The 15th hole is officially listed as 124 yards at this US Open, but all signs point to the USGA pushing the tees up for a round, so the hole will be playing somewhere closer to 80 yards (aka, what will be the shortest hole in the US Open history), just as it did when North Course hosted the Walker Cup in 2017.
During that event, Doug Game, who played on the American side, said of the 15th, “Half the battle was trying to decide whether to use the tee or ground it.”
The other half of the battle is more complicated: where does your ball land.
The 15th green is shaped like a boomerang that narrows as it moves from back to front. When both the tee and the flag return, the hole can play approximately 150 yards. But when the tee and flag are up, the hole is only played half that distance—but in a landing zone only seven yards deep. Short bugs will find a cavernous hideout or a rough strip. The same goes for long faults. Even the far left isn’t very good either. If players leave their tees on the wrong side of the handle that splits the green, they will be left with a treacherous position up and over a hill and down a slippery slope.
Here’s the point: yeah, it’s just an 80-yard flip but you had better execute a good flip.
“I think the key doesn’t go straight to the pin,” Tegala said. “You want to try to go over the hole and to the left.”
He paused, resized the green, then added, “I love this hole. I think it’s cool.”
Whether all players will be so infatuated, only time will tell. Birds will be plentiful, but it’s also not hard to imagine a professional shot heading from the green to the back bunker, resulting in a 5 and a frown.
Short John Ramm played in the PAC-12 Championship a decade ago. He said he remembers hitting “a great shot. His foot landed off the hole and [went] for a long time in the rough.”
He added, “You rarely have a short hole where the best players in the world think about going 20 feet to the left to use that ramp to at least get to the green, which is nice. It’s a hole that gives you a lot to think about.”
This was evident during Wednesday’s practice run. As players scrutinized the expected position of the 80-yard pin, they played shots from all directions: blasts from the forward bunker, sensitive chips from the meandering rough putt from over the hole. Sergio Garcia and Ross Fischer spent at least five minutes observing the minutiae of the green; As they walked around the surface of the installation together, they gesticulated like explorers pointing out new finds.

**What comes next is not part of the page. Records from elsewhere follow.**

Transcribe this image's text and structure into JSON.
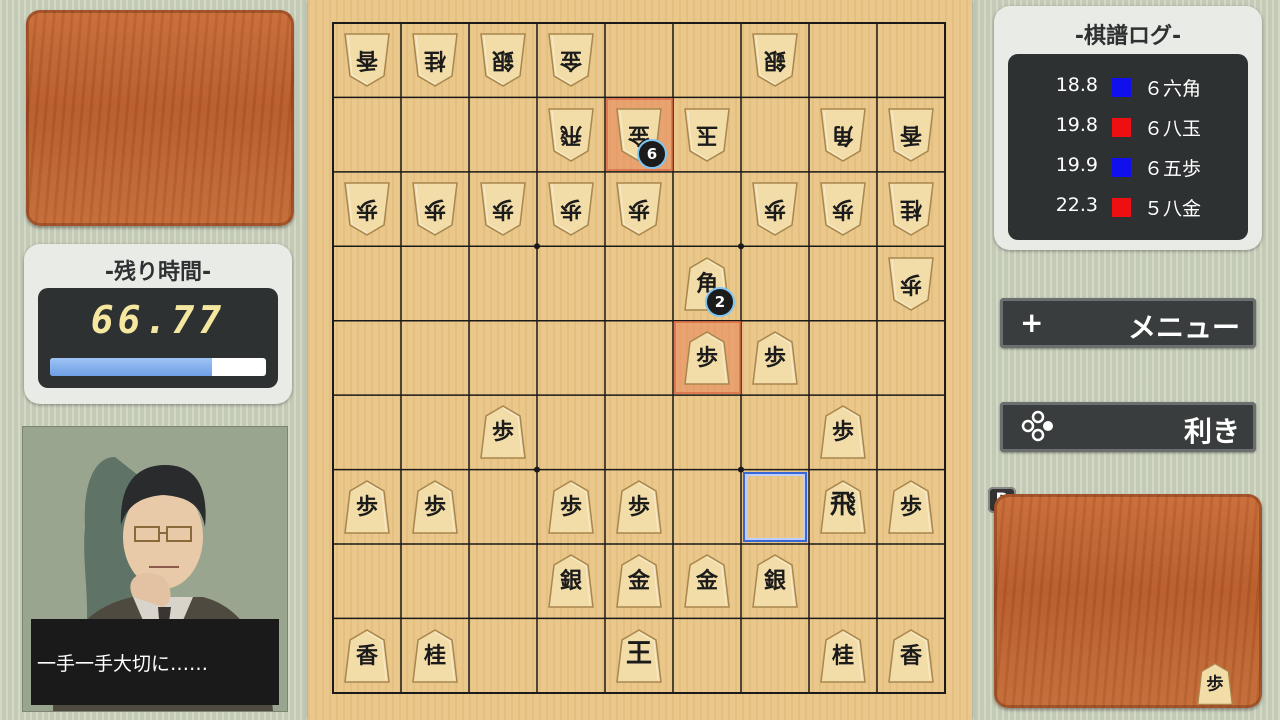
{
  "timer": {
    "title": "-残り時間-",
    "value": "66.77",
    "remaining_fraction": 0.75
  },
  "dialog": {
    "text": "一手一手大切に……"
  },
  "kifu": {
    "title": "-棋譜ログ-",
    "moves": [
      {
        "time": "18.8",
        "color": "#1010ee",
        "move": "６六角"
      },
      {
        "time": "19.8",
        "color": "#ee1010",
        "move": "６八玉"
      },
      {
        "time": "19.9",
        "color": "#1010ee",
        "move": "６五歩"
      },
      {
        "time": "22.3",
        "color": "#ee1010",
        "move": "５八金"
      }
    ]
  },
  "menu": {
    "icon": "+",
    "label": "メニュー"
  },
  "kiki": {
    "icon": "buttons-icon",
    "label": "利き"
  },
  "r_badge": "R",
  "markers": [
    {
      "label": "6"
    },
    {
      "label": "2"
    }
  ],
  "hand": {
    "bottom_piece": "歩"
  },
  "board": {
    "pieces": [
      {
        "row": 1,
        "col": 1,
        "ch": "香",
        "side": "gote"
      },
      {
        "row": 1,
        "col": 2,
        "ch": "桂",
        "side": "gote"
      },
      {
        "row": 1,
        "col": 3,
        "ch": "銀",
        "side": "gote"
      },
      {
        "row": 1,
        "col": 4,
        "ch": "金",
        "side": "gote"
      },
      {
        "row": 1,
        "col": 7,
        "ch": "銀",
        "side": "gote"
      },
      {
        "row": 2,
        "col": 4,
        "ch": "飛",
        "side": "gote"
      },
      {
        "row": 2,
        "col": 5,
        "ch": "金",
        "side": "gote"
      },
      {
        "row": 2,
        "col": 6,
        "ch": "玉",
        "side": "gote"
      },
      {
        "row": 2,
        "col": 8,
        "ch": "角",
        "side": "gote"
      },
      {
        "row": 2,
        "col": 9,
        "ch": "香",
        "side": "gote"
      },
      {
        "row": 3,
        "col": 1,
        "ch": "歩",
        "side": "gote"
      },
      {
        "row": 3,
        "col": 2,
        "ch": "歩",
        "side": "gote"
      },
      {
        "row": 3,
        "col": 3,
        "ch": "歩",
        "side": "gote"
      },
      {
        "row": 3,
        "col": 4,
        "ch": "歩",
        "side": "gote"
      },
      {
        "row": 3,
        "col": 5,
        "ch": "歩",
        "side": "gote"
      },
      {
        "row": 3,
        "col": 7,
        "ch": "歩",
        "side": "gote"
      },
      {
        "row": 3,
        "col": 8,
        "ch": "歩",
        "side": "gote"
      },
      {
        "row": 3,
        "col": 9,
        "ch": "桂",
        "side": "gote"
      },
      {
        "row": 4,
        "col": 9,
        "ch": "歩",
        "side": "gote"
      },
      {
        "row": 4,
        "col": 6,
        "ch": "角",
        "side": "sente"
      },
      {
        "row": 5,
        "col": 6,
        "ch": "歩",
        "side": "sente"
      },
      {
        "row": 5,
        "col": 7,
        "ch": "歩",
        "side": "sente"
      },
      {
        "row": 6,
        "col": 3,
        "ch": "歩",
        "side": "sente"
      },
      {
        "row": 6,
        "col": 8,
        "ch": "歩",
        "side": "sente"
      },
      {
        "row": 7,
        "col": 1,
        "ch": "歩",
        "side": "sente"
      },
      {
        "row": 7,
        "col": 2,
        "ch": "歩",
        "side": "sente"
      },
      {
        "row": 7,
        "col": 4,
        "ch": "歩",
        "side": "sente"
      },
      {
        "row": 7,
        "col": 5,
        "ch": "歩",
        "side": "sente"
      },
      {
        "row": 7,
        "col": 8,
        "ch": "飛",
        "side": "sente"
      },
      {
        "row": 7,
        "col": 9,
        "ch": "歩",
        "side": "sente"
      },
      {
        "row": 8,
        "col": 4,
        "ch": "銀",
        "side": "sente"
      },
      {
        "row": 8,
        "col": 5,
        "ch": "金",
        "side": "sente"
      },
      {
        "row": 8,
        "col": 6,
        "ch": "金",
        "side": "sente"
      },
      {
        "row": 8,
        "col": 7,
        "ch": "銀",
        "side": "sente"
      },
      {
        "row": 9,
        "col": 1,
        "ch": "香",
        "side": "sente"
      },
      {
        "row": 9,
        "col": 2,
        "ch": "桂",
        "side": "sente"
      },
      {
        "row": 9,
        "col": 5,
        "ch": "王",
        "side": "sente"
      },
      {
        "row": 9,
        "col": 8,
        "ch": "桂",
        "side": "sente"
      },
      {
        "row": 9,
        "col": 9,
        "ch": "香",
        "side": "sente"
      }
    ]
  }
}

Training partners Xander Schaufelle and Patrick Cantlay hit several strokes from the far side of the handle all the way to the bottom pin, with both players taking very different lines. Cantlay swung his bandage to the right while Chauvel went to the left. Incredibly, looking at the banks on either side of the green, both putts made their way toward the hole.
“Fifteen is one of those holes where you can kind of do whatever you want with it,” Scotty Scheffler said earlier in the week. “It’s really a genius design in the way the green is. I love those little short shows. I think that’s the way most triple bonuses should be, just because there’s a chance for birdies and bogeys.”
According to NBC Sports’ John Wood, Ricky Fowler said he might lie down. Crazy talk? Maybe maybe not. The shaved area off the bottom of the green leaves a relatively simple slide or re-slope.
If the USGA drills the 15th over a great distance, it won’t be the shortest hole Theegala has played in the competition. That honor goes to the 15th hole at Lakeside Golf Club, just 10 miles from the LACC, where Theegala played at the 2019 Southern California Golf Association Amateur.
“Impossible shot,” Thigala said Wednesday. “Downwind, 68 yards, I thought I hit perfect—hopped once.”
It doesn’t matter. He still won that week.